Subsequently, towards 500–800 AD, archaeological evidence appears to suggest a ‘domino effect’ that instigated the expansion of different non-Arawakan populations to different regions of the Amazon biome (Brochado and Lathrap 1982; Evans and Meggers 1968; Lathrap 1970; Moraes and Neves, 2012; Rostain 2012; Tamanaha and Neves 2013). This basin-wide re-arrangement, apparently triggered by climate-change related factors (Arroyo-Kalin et al. in prep.), appears to mark the expansion and elaboration of other populations that recolonised previously-modified locales and which proceeded to further alter them. Sharp population growth recorded from then and until the early part of the 2nd millennium AD appears to signal productive intensification.

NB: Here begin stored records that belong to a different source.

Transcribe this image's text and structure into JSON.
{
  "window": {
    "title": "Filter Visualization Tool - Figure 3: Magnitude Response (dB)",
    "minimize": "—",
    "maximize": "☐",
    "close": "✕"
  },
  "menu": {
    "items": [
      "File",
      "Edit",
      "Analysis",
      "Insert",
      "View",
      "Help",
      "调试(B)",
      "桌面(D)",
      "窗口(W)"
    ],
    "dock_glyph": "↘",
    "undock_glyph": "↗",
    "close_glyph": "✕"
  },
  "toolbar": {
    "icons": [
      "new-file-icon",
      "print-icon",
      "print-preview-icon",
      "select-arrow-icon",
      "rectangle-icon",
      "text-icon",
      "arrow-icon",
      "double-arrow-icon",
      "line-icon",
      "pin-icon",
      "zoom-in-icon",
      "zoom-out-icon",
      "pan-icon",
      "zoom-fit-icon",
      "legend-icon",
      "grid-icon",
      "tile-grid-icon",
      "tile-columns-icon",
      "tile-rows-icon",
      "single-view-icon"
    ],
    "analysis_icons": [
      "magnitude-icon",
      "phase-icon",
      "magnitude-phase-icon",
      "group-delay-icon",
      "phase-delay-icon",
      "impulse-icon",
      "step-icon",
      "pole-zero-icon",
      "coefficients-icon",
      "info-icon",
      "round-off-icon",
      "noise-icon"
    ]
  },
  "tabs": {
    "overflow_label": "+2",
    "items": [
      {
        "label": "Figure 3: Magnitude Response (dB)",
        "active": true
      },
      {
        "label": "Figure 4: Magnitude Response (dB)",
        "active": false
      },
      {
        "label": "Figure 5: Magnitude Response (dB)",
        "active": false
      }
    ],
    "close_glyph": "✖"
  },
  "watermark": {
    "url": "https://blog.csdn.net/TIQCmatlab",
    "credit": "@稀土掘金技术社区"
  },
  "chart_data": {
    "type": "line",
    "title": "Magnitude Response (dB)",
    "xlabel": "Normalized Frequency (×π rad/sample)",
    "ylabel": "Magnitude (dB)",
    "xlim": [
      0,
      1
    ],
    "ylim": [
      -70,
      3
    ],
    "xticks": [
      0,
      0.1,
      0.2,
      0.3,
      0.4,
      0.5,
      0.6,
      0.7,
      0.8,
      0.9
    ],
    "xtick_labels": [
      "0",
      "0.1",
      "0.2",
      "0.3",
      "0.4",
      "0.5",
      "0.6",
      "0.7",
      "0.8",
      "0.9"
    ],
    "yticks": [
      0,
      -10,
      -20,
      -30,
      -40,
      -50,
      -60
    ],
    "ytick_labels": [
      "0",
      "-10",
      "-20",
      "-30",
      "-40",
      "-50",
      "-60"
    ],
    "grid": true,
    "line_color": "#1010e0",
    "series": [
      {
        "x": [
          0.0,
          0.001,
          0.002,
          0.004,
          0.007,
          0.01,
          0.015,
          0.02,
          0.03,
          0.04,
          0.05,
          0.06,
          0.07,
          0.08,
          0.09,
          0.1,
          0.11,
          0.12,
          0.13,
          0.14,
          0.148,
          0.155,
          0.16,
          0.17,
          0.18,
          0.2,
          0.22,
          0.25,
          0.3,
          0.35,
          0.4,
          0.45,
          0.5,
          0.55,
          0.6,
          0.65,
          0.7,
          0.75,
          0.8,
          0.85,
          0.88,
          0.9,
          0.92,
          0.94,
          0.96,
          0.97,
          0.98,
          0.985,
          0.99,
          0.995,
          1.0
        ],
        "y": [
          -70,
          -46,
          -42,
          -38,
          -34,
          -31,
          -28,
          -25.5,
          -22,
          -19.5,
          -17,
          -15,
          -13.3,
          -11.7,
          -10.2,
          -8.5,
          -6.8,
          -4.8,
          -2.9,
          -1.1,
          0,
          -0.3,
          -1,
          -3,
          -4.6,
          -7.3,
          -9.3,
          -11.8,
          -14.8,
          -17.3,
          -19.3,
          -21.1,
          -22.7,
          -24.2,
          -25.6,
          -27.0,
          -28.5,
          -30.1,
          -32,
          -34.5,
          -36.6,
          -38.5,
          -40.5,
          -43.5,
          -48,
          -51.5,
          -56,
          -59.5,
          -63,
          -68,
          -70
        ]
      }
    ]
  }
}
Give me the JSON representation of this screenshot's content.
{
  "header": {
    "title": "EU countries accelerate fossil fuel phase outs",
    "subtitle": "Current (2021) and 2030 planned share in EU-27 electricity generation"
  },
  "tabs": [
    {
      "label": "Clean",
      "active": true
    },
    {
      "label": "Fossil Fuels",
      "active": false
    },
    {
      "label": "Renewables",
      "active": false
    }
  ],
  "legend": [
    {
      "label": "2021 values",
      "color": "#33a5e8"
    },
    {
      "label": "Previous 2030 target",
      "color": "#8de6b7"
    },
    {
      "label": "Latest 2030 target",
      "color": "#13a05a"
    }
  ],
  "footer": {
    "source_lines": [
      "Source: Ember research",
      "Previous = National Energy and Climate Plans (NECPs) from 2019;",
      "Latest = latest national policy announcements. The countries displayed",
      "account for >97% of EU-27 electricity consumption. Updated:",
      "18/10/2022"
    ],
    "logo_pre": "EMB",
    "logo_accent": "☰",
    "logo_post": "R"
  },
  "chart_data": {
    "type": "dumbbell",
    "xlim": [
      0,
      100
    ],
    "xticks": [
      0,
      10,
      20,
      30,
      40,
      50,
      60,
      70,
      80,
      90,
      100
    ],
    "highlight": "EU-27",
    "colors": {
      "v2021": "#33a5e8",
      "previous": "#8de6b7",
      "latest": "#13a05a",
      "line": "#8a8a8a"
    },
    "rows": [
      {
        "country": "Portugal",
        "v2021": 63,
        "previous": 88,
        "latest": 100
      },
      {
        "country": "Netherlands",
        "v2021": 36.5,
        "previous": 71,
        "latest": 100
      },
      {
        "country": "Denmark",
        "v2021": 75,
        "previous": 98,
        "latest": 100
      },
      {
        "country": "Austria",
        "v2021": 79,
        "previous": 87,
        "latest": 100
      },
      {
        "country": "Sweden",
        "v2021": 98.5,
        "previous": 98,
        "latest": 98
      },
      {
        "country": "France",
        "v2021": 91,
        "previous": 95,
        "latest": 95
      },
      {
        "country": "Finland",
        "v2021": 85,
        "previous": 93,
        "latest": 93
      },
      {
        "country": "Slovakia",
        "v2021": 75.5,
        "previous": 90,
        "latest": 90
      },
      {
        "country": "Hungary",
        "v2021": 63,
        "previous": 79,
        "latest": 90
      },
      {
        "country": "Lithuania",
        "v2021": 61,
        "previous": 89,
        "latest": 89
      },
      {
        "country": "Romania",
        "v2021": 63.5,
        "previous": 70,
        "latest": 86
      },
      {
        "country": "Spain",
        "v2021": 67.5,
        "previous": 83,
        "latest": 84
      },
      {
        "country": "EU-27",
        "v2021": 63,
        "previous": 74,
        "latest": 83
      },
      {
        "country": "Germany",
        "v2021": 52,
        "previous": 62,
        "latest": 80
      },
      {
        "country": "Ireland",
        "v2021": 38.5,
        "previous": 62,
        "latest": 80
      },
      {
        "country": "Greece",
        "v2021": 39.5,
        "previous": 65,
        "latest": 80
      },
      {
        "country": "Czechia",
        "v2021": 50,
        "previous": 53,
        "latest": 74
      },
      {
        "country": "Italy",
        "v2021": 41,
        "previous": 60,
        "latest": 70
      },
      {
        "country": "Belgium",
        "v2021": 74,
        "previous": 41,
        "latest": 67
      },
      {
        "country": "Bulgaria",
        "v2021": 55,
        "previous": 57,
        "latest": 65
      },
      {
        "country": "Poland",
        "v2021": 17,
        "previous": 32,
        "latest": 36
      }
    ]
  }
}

Whilst more archaeobotanical evidence is still required to assess this scenario, we can remember that Roosevelt (1999) suggested this process might be related to the intensification of maize cultivation, which is consistent both with evidence from areas in the periphery of the Amazon basin (Iriarte and Dickau 2012) and with recent isotopic evidence (Hermenegildo et al. 2017). Competition for and defence of human-constructed niches appears to mark the latter history of different regions of Amazonia, as signalled by the implantation of ditches and palisades from around 1000 AD (Heckenberger 2005; Moraes and Neves 2012; Neves and Petersen 2006).
Conclusion
On the eve of contact, Amazonian livelihoods reliant on plant management and cultivation were probably an amalgamation of ancient patterns of fruit tree management and farming of carbohydrate-rich domestic crops (Arroyo-Kalin, Clement and Fraser 2008). In Amazonia, where fish abundance is strongly conditioned by water chemistry, alluvial geomorphology, and the upstream or downstream position of a given locale within a tributary network (Denevan 1996; Moran 1995), tethering of habitation sites to locales with abundant aquatic protein can explain why many, but certainly not all, large settlements are concentrated along watercourses. Undoubtedly both variables intersected as pre-Columbian processes of demic diffusion in the late Holocene instigated intense environmental alteration which, bequeathed as environmental legacies, contributed to productive intensification. We can rephrase these points from the perspective of Niche Construction theory as follows: in the late Holocene, cumulative anthropic landscape modifications in Amazonia enduringly altered the ‘selection landscape’ and contributed to increased population growth. Use of competition for the control of these attractive human-constructed niches ensued. Thus, landscapes enduring transformed in Amazonia – niches constructed by human populations over the long term – emerged as selective landscapes in their own right.